At that stage, we may create a first Persistent Volume and redeploy OpenShift integrated registry on top of it:
cat <<EOF >registry-pvc.yaml
apiVersion: v1
kind: PersistentVolumeClaim
metadata:
name: image-registry
namespace: openshift-image-registry
spec:
accessModes:
– ReadWriteOnce
resources:
requests:
storage: 100Gi
EOF
oc apply -f registry-pvc.yaml
oc edit configs.imageregistry.operator.openshift.io
[…]
storage:
pvc:
claim: image-registry-storage
[…]
oc get pods -n openshift-image-registry -w
Conclusion
First thing I would regret is the disappearance of rbd binaries from controllers images. As a result, the Ceph provisioner we used to configure with OpenShift3 no longer works. Apparently, CSI provisioners would be recommended instead, though that implementation is kind of slower, and involves quite a lot of Pods.
After deployment, roughly 12G RAM and 4 CPUs are allocated to cluster operators and OpenShift internals.
Another concern may be that all those operators are privileged actors in our cluster.
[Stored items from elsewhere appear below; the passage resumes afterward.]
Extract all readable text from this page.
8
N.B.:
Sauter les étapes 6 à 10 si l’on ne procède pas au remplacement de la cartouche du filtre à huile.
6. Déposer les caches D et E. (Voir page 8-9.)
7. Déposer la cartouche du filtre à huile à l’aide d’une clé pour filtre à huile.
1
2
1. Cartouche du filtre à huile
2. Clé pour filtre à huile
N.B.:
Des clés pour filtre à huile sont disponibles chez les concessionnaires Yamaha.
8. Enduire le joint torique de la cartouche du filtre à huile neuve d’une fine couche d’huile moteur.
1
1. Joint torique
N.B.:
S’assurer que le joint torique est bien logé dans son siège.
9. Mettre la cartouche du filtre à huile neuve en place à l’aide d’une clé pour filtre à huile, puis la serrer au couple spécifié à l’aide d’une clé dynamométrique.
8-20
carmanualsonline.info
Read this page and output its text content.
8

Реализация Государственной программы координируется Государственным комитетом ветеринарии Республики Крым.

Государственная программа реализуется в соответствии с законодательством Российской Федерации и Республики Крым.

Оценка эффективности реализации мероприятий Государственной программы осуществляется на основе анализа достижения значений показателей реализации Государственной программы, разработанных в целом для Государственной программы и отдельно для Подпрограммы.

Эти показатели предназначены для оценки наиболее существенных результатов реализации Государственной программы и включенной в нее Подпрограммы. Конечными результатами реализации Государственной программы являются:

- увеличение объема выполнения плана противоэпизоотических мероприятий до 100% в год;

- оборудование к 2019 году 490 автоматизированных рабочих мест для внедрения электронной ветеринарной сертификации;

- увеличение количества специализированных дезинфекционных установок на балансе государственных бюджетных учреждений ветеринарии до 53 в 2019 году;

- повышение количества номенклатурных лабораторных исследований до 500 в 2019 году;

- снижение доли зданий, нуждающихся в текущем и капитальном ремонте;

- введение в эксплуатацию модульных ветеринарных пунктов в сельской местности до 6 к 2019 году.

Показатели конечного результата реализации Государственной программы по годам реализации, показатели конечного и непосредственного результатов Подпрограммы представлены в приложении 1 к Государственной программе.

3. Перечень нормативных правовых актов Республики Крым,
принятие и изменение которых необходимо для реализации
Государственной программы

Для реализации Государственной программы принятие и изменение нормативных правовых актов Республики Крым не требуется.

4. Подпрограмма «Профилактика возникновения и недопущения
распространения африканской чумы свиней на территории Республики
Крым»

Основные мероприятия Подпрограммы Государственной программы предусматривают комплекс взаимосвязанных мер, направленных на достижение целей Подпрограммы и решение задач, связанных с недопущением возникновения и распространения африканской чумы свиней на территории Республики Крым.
While we usually had to compromise a node to attack a cluster, now we have a lot of operators that might be accessed through the API, arguably expanding OpenShift attack surface.
The dashboard shows a total CPU capacity of “100%”, which is quite useless.
OpenShift 4.2 is based on Kubernetes 1.14. Among nother novelties, as compared with OpenShift 3, we could mention Istio reaching GA or Tekton pipelines.